The difference is American potato salad is mayonnaise-based. German potato salad has bacon in it. Austrian potato salad is lighter; using very little fat. Instead it uses the starch from the potatoes by mashing a few chunks into chicken broth to form a thick and velvety dressing. It still has the tang of vinegar and a crunch with cornichons and diced red onions. Unfortunately, when I made it the next day I did not have cornichons. So I substituted the pickled red onions that I had made in my previous post. Also instead of chives, I used parsley. The dish is forgiving of these substitutions.
Traditionally Austrian potato salad (erdapfelsalat) is served with Wiener Schnitzel. We had it with grilled barbecued ribs. I highly recommend it. Sometimes insomnia is a good thing.
AUSTRIAN POTATO SALAD (Cooks Illustrated)
2 pounds Yukon Gold potatoes (about 4 large), peeled, quartered lengthwise and cut into 1/2-inch slices
1 cup low-sodium chicken broth
1 cup water
1 tablespoon sugar
2 tablespoons white wine vinegar
1 tablespoon Dijon mustard
1/4 cup vegetable oil
1 small red onion, chopped fine
6 cornichons (pickles), minced (about 2 tablespoons)

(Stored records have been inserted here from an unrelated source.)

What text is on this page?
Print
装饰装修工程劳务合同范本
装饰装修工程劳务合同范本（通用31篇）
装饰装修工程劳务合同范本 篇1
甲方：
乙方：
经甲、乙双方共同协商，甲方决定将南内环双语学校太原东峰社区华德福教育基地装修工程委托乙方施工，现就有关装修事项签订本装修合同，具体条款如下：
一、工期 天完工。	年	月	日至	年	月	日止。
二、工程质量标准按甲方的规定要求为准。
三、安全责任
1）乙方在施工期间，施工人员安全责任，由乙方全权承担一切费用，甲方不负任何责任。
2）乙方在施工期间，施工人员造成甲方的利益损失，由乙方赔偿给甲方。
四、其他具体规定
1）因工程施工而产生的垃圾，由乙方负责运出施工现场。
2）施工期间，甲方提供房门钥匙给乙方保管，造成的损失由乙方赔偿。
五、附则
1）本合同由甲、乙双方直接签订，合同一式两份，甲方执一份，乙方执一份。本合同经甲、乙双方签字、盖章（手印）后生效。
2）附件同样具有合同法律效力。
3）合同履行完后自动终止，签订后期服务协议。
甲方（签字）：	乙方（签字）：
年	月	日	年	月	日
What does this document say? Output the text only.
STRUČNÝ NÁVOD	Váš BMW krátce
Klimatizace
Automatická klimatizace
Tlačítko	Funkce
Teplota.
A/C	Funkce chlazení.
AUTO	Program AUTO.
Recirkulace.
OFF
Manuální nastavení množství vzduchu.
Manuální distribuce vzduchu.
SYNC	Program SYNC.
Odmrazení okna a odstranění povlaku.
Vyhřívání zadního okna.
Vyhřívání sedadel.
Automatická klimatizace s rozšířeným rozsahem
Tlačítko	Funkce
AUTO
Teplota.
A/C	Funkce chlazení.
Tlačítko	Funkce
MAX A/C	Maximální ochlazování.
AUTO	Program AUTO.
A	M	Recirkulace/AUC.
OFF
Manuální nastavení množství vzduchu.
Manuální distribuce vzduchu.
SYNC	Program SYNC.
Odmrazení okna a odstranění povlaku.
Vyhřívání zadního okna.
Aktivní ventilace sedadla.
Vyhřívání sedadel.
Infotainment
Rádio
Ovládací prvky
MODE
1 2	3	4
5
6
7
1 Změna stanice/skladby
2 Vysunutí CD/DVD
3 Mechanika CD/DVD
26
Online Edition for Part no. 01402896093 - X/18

2 tablespoons minced fresh chives
Ground black pepper
1. Bring potatoes, broth, water, 1 teaspoon salt, sugar and 1 tablespoon vinegar to boil in 12-inch heavy-bottomed skillet over high heat. Reduce heat to medium-low, cover and cook until potatoes offer no resistance when pierced with paring knife, 15 to 17 minutes. Remove cover, increase heat to high (so cooking liquid will reduce), and cook 2 minutes.
2. Drain potatoes in colander ser over large bowl, reserving cooking liquid. Set drained potatoes aside. Pour off and discard all but 1/2 cup cooking liquid (if 1/2 cup liquid does not remain, add water to make 1/2 cup). Whisk remaining tablespoon vinegar, mustard, and oil into cooking liquid.
3. Add 1/2 cup cooked potatoes to bowl with cooking liquid mixture and mash with potato masher or fork until thick sauce forms (mixture will be slightly chunky). Add remaining potatoes, onion, cornichons, and chives, folding gently with rubber spatula to combine. Season to taste with salt and black pepper. Serve warm or at room temperature.